Credit: © Institut Pasteur / Le?o Valon et Romain Levayer

Afin d’assurer leur renouvellement, les tissus humains éliminent constamment des cellules par millions sans mettre en péril leur cohésion, leur forme et leur intégrité. Les mécanismes impliqués dans le maintien de cette cohésion restent pour le moment indéterminés. Des chercheurs et chercheuses de l’Institut Pasteur et du CNRS révèlent aujourd’hui un nouveau processus permettant aux cellules éliminées de protéger transitoirement leurs voisines de la mort cellulaire et de maintenir ainsi la cohésion du tissu. Ce mécanisme de protection est essentiel et sa perturbation conduit à des pertes transitoires d’imperméabilité. En effet, les scientifiques ont observé que lorsque ce mécanisme est désactivé, l’élimination simultanée de plusieurs cellules voisines empêche le maintien de la cohésion des tissus. Ces défauts de cohésion pourraient être à l’origine d’inflammation chronique. Les résultats de cette étude ont été publiés dans le journal Developmental Cell, le 2 juin 2021.

Les épithéliums humains sont des tissus présents dans de nombreuses parties du corps (épiderme, muqueuses internes par exemple), composés de couches de cellules jointives jouant le rôle de barrière physique et chimique. Ce rôle est constamment mis à l’épreuve par l’environnement extérieur ainsi que par leur propre renouvellement. Le renouvellement des tissus repose sur la formation de nouvelles cellules par division cellulaire et sur l’élimination des cellules mortes. Les mécanismes régulant la capacité des épithéliums à maintenir leur cohésion dans les contextes impliquant de nombreuses éliminations cellulaires restent encore méconnus.
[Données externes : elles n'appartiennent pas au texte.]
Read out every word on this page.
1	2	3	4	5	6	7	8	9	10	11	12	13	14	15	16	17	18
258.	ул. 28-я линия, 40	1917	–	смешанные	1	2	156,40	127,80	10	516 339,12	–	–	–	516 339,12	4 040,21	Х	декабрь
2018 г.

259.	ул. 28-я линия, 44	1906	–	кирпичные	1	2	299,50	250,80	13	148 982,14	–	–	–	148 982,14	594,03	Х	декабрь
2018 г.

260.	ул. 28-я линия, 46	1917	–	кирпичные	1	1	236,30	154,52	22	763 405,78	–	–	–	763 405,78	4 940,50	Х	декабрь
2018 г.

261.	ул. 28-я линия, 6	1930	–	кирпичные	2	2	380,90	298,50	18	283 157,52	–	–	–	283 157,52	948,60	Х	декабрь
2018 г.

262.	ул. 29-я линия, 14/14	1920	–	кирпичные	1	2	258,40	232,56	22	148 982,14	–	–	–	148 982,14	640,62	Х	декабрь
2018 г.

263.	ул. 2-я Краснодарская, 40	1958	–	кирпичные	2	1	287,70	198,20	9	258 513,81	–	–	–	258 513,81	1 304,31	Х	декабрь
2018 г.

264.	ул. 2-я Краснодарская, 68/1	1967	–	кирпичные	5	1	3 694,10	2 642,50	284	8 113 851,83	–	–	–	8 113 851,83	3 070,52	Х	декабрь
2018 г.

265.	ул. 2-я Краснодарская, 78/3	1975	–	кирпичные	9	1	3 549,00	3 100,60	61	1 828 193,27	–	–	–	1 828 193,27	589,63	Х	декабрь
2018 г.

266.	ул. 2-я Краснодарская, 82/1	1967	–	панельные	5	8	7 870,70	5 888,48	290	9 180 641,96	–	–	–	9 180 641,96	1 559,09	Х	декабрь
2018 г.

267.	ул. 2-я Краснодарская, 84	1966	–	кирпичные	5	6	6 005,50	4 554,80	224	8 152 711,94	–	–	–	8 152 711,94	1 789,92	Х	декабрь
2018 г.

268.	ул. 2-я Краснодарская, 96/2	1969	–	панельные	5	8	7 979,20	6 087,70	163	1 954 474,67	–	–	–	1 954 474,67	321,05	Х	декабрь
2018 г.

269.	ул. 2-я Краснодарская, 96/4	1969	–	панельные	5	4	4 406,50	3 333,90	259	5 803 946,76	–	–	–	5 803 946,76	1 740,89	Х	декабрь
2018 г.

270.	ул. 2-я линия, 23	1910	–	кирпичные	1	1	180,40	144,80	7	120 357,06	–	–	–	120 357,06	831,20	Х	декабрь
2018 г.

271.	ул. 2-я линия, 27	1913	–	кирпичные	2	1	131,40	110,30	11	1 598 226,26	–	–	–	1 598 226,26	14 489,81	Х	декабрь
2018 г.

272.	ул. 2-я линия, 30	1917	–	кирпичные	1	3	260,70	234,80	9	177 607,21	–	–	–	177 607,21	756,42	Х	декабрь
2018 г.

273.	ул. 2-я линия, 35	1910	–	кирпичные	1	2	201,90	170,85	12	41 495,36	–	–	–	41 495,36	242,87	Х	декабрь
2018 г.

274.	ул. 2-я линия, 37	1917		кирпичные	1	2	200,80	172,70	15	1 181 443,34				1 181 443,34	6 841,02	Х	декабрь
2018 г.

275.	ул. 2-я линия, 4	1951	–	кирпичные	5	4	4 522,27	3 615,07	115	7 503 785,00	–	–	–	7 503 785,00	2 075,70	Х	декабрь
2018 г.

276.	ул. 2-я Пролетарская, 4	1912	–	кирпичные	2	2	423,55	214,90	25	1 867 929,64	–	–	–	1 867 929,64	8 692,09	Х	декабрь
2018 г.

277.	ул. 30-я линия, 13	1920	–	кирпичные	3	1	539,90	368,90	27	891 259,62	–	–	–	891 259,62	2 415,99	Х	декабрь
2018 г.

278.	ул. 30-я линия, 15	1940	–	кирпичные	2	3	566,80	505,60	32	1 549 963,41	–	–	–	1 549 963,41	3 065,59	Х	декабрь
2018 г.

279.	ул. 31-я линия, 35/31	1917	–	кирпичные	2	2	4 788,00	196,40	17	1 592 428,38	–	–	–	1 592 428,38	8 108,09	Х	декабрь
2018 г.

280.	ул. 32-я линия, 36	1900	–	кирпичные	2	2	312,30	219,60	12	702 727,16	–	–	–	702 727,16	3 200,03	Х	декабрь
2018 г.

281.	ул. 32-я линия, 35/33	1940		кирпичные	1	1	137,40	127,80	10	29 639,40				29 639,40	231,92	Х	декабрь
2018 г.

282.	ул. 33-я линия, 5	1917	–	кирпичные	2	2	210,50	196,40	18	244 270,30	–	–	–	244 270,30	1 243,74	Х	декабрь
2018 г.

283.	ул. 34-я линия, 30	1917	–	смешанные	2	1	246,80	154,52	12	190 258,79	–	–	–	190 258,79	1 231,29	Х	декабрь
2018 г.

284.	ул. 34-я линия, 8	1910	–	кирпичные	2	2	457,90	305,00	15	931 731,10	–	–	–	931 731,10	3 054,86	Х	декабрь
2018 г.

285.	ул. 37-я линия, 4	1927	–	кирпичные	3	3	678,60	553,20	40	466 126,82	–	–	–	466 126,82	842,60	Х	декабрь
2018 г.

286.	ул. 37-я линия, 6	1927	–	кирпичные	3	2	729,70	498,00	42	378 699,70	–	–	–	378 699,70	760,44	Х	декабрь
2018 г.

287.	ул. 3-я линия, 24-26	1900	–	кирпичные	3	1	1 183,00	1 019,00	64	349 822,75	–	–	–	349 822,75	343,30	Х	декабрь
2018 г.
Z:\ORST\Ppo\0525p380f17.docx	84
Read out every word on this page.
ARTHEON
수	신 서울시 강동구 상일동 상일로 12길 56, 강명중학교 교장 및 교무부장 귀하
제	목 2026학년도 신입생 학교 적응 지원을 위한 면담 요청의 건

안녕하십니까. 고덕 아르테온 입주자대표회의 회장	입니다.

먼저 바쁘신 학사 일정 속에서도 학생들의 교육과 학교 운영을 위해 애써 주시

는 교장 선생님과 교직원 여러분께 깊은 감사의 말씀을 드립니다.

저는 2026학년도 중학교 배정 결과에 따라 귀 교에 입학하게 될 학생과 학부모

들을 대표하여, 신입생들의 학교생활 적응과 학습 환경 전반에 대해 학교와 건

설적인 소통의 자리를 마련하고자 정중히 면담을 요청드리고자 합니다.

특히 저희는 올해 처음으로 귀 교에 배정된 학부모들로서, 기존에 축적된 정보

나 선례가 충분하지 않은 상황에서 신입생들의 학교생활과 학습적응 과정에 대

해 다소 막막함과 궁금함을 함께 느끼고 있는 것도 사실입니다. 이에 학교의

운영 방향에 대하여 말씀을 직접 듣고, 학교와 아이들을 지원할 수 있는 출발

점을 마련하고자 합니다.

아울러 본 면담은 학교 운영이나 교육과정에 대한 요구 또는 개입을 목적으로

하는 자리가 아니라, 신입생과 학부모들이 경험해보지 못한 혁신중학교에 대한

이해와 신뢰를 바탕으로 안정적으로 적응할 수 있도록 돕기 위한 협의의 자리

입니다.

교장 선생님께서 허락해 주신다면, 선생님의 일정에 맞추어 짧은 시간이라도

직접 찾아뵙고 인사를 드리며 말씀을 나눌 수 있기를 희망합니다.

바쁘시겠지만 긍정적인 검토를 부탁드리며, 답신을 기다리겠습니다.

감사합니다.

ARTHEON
Il s’agit pourtant d’une situation courante que l’on peut observer lors de l’embryogénèse ou lors du maintien de tissus adultes. A titre d’exemple, plus de dix milliards de cellules peuvent être éliminées chaque jour dans l’intestin d’un adulte. Comment sont orchestrées ces éliminations pour maintenir la cohésion du tissu et leur imperméabilité ?

Des chercheurs et chercheuses de l’Institut Pasteur et du CNRS ont voulu identifier les mécanismes participant à la cohésion des épithéliums et les conditions pouvant affecter leur imperméabilité en utilisant la drosophile (ou mouche du vinaigre), un organisme étudié en laboratoire dont l’organisation des épithéliums est très similaire aux humains.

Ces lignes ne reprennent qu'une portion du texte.